Dans La Presse du 24 septembre, Patrick Lagacé résumait sa conversation impromptue avec un policier de la SQ rencontré par hasard : « En quatre phrases, ce flic résume ce qui suinte de l’escouade Marteau, depuis deux ans, hors du cadre rose des communiqués de presse : fouiller dans les banlieues sans conséquence, oui, les boys, allez-y… Mais quand les boys ont des pistes qui remonteraient vers des gens qui pèsent plus lourd politiquement, ouain, ben, les boys, êtes-vous vraiiiiiment sûrs que vos pistes sont sérieuses? ». (http://www.cyberpresse.ca/chroniqueurs/patrick-lagace/201109/23/01-4450915-bonjour-la-police-politique.php)
Et, comme un écho, dans la page suivante du même journal, Caroline Touzin écrivait : « Après avoir reçu le dossier de l’Unité permanente anticorruption sur l’ancien ministre libéral Tony Tomassi, le Directeur des poursuites criminelles et pénales a demandé aux policiers d’approfondir leur enquête ». (http://www.cyberpresse.ca/actualites/quebec-canada/politique-quebecoise/201109/24/01-4450949-enquete-approfondie-sur-lancien-ministre-tomassi.php)
Cette enquête, rappelons-le, porte sur l’utilisation d’UNE carte de crédit par UN député, mais elle dure depuis 16 mois…
Le patron de la SQ s’insurge évidemment lorsqu’on remet en question l’indépendance de la police. On veut bien le croire, mais ce n’est qu’une facette de la question. Quand l’enquête est terminée, le dossier passe sur le bureau d’un procureur de la Couronne et du Directeur des poursuites criminelles et pénales. C’est là qu’on décide s’il y aura poursuite ou non. Tous ces « gens de robe » sont sûrement honnêtes, mais ils relèvent du ministre de la Justice qui se trouve aussi, actuellement, leader parlementaire du parti au pouvoir.
Notre régime veut que le titulaire de la Justice et procureur général soit un membre du gouvernement. Ce cumul illustre parfaitement la séparation boiteuse des pouvoirs dans le régime parlementaire mais faut-il que la Justice relève du ministre qui exerce probablement la fonction la plus « explicitement » partisane au Parlement?

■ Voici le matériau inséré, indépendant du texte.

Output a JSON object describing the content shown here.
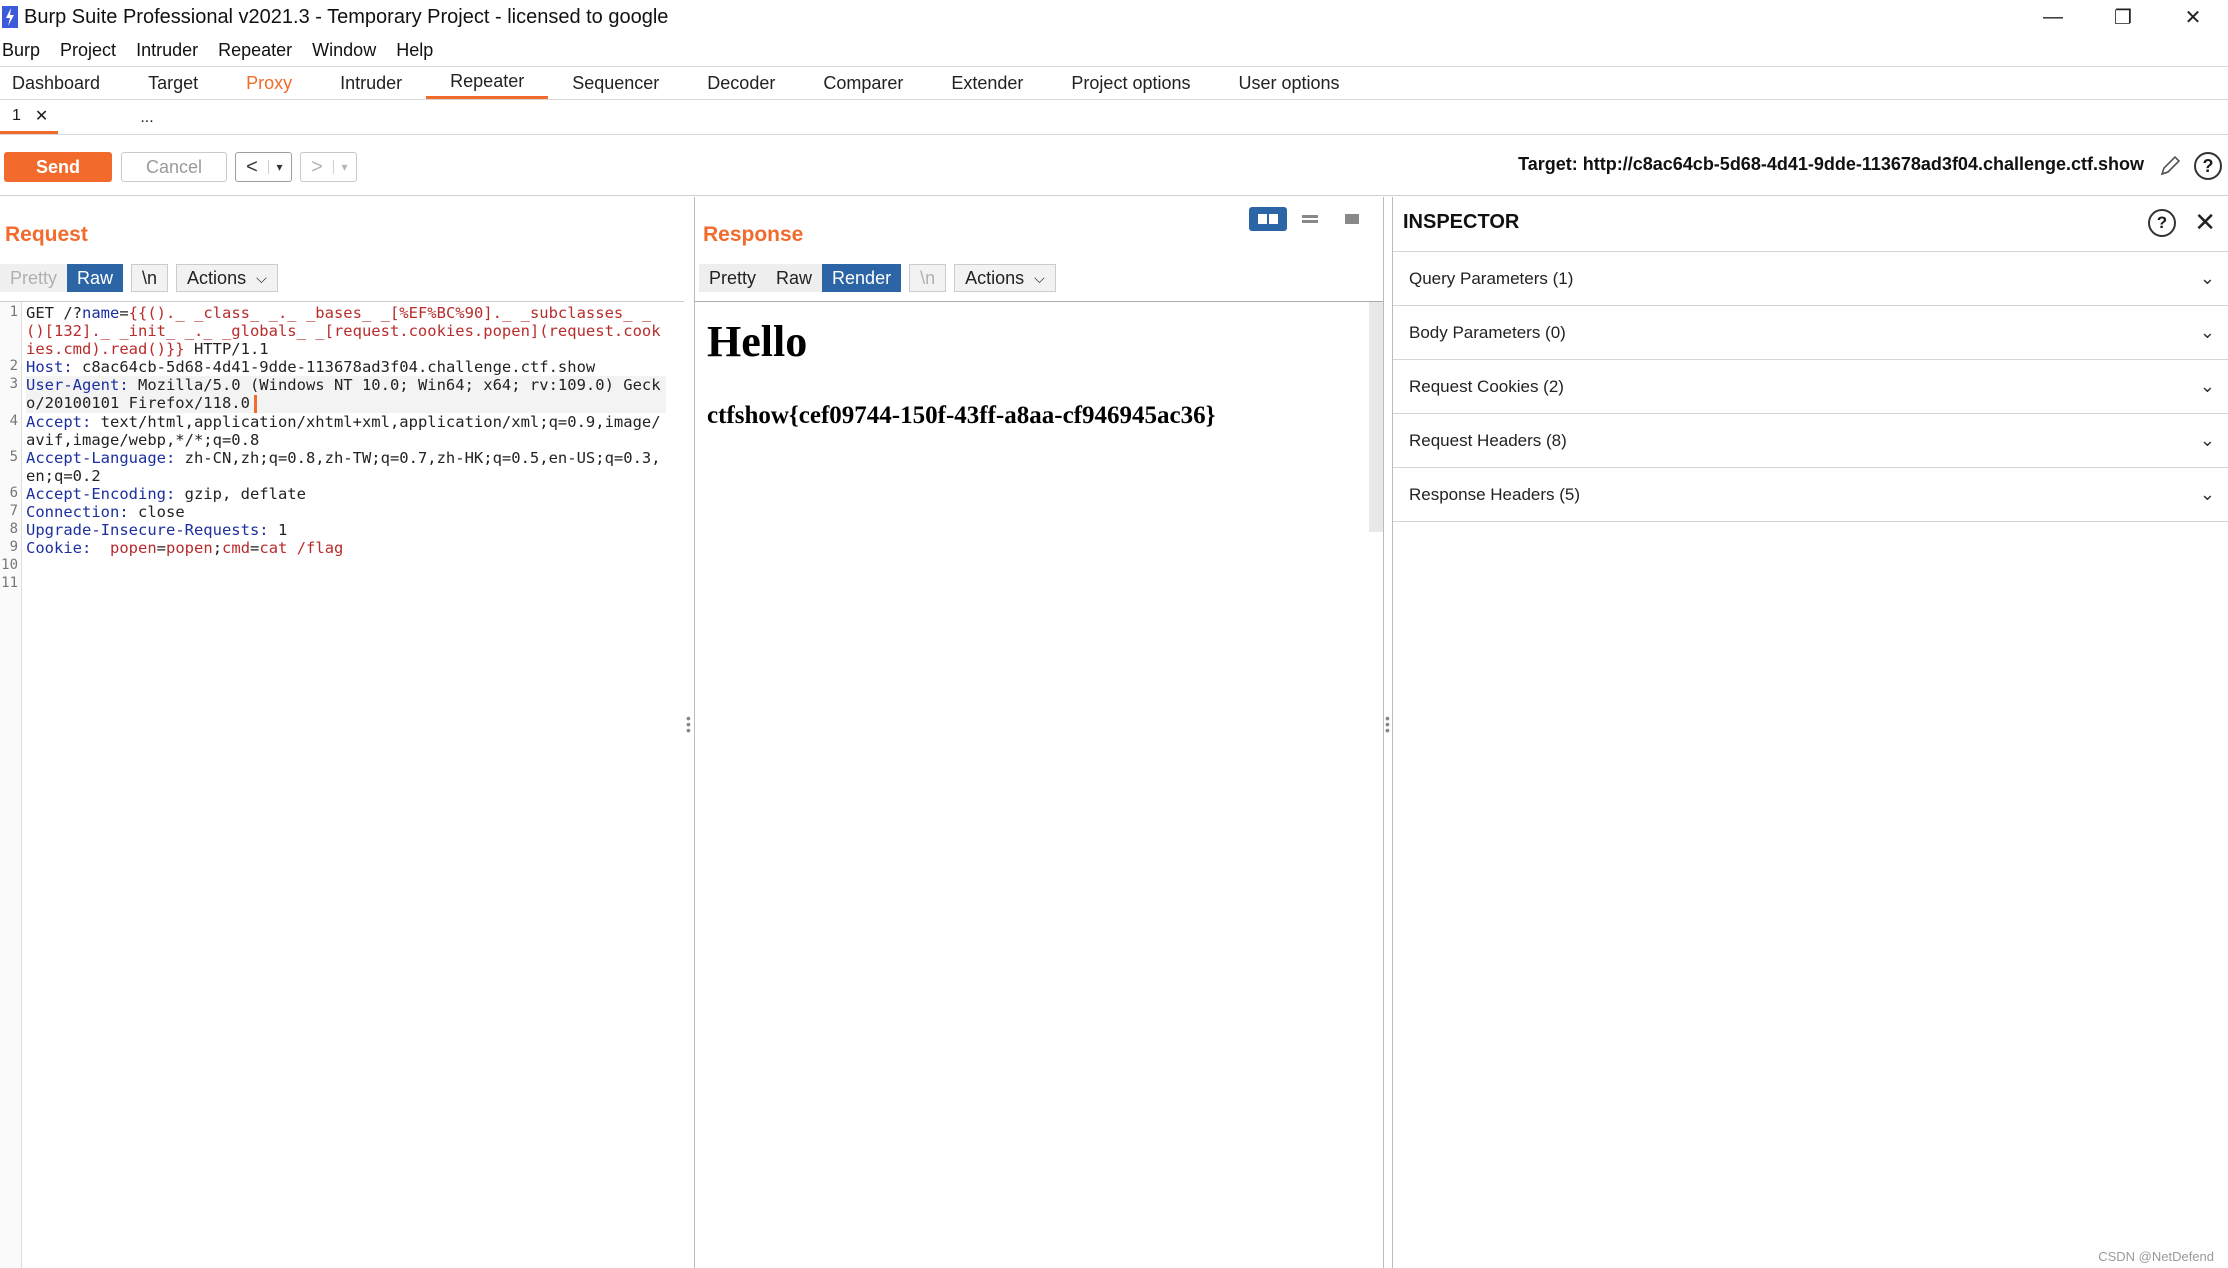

Depuis la création de la fonction de leader, en 1965, jusqu’à l’avènement du gouvernement actuel, on ne trouve que deux brèves périodes de cumul : Rémi Paul, du 23 juillet 1969 au 12 mai 1970, et Gérard D. Levesque, du 30 juillet 1975 au 26 novembre 1976. Depuis 2003, Jacques Dupuis a exercé les deux fonctions, tout aussi brièvement, du 27 avril 2004 au 18 février 2005, et le ministre de la Justice actuel est aussi leader parlementaire du gouvernement depuis le 20 septembre 2010.
Est-ce un hasard s’il n’y a pas eu de cumul pendant plus d’une génération? Les premiers ministres l’ont-ils volontairement évité de 1976 à 2004 (tout comme ils ont évité d’assumer personnellement le portefeuille de la Justice depuis 1959)?
Confier la Justice à un ministre plus « discret » serait plus prudent et contribuerait à maintenir le respect envers cette fonction. On éviterait les situations ambigües vécues récemment quand le leader-ministre a attaqué le site Vigile pour des propos supposément haineux (http://www.radio-canada.ca/nouvelles/Politique/2011/03/24/003-vigile.net-antisemite-parti-quebecois.shtml) puis enjoint François Legault de respecter la Loi électorale, sans vraiment l’accuser de l’enfreindre (http://www.ledevoir.com/politique/quebec/331025/fournier-demande-a-legault-de-respecter-la-loi). Comme le disait le leader parlementaire de l’Opposition officielle dans le cas de Vigile : « Si des propos haineux ont été tenus à l’encontre du Code criminel, [le ministre] a une responsabilité de s’assurer de l’application de la loi ».
Pour l’instant, le shérif semble dégainer plus vite contre les gringos que devant les amigos, ce qui projette une bien mauvaise image de l’administration de la justice.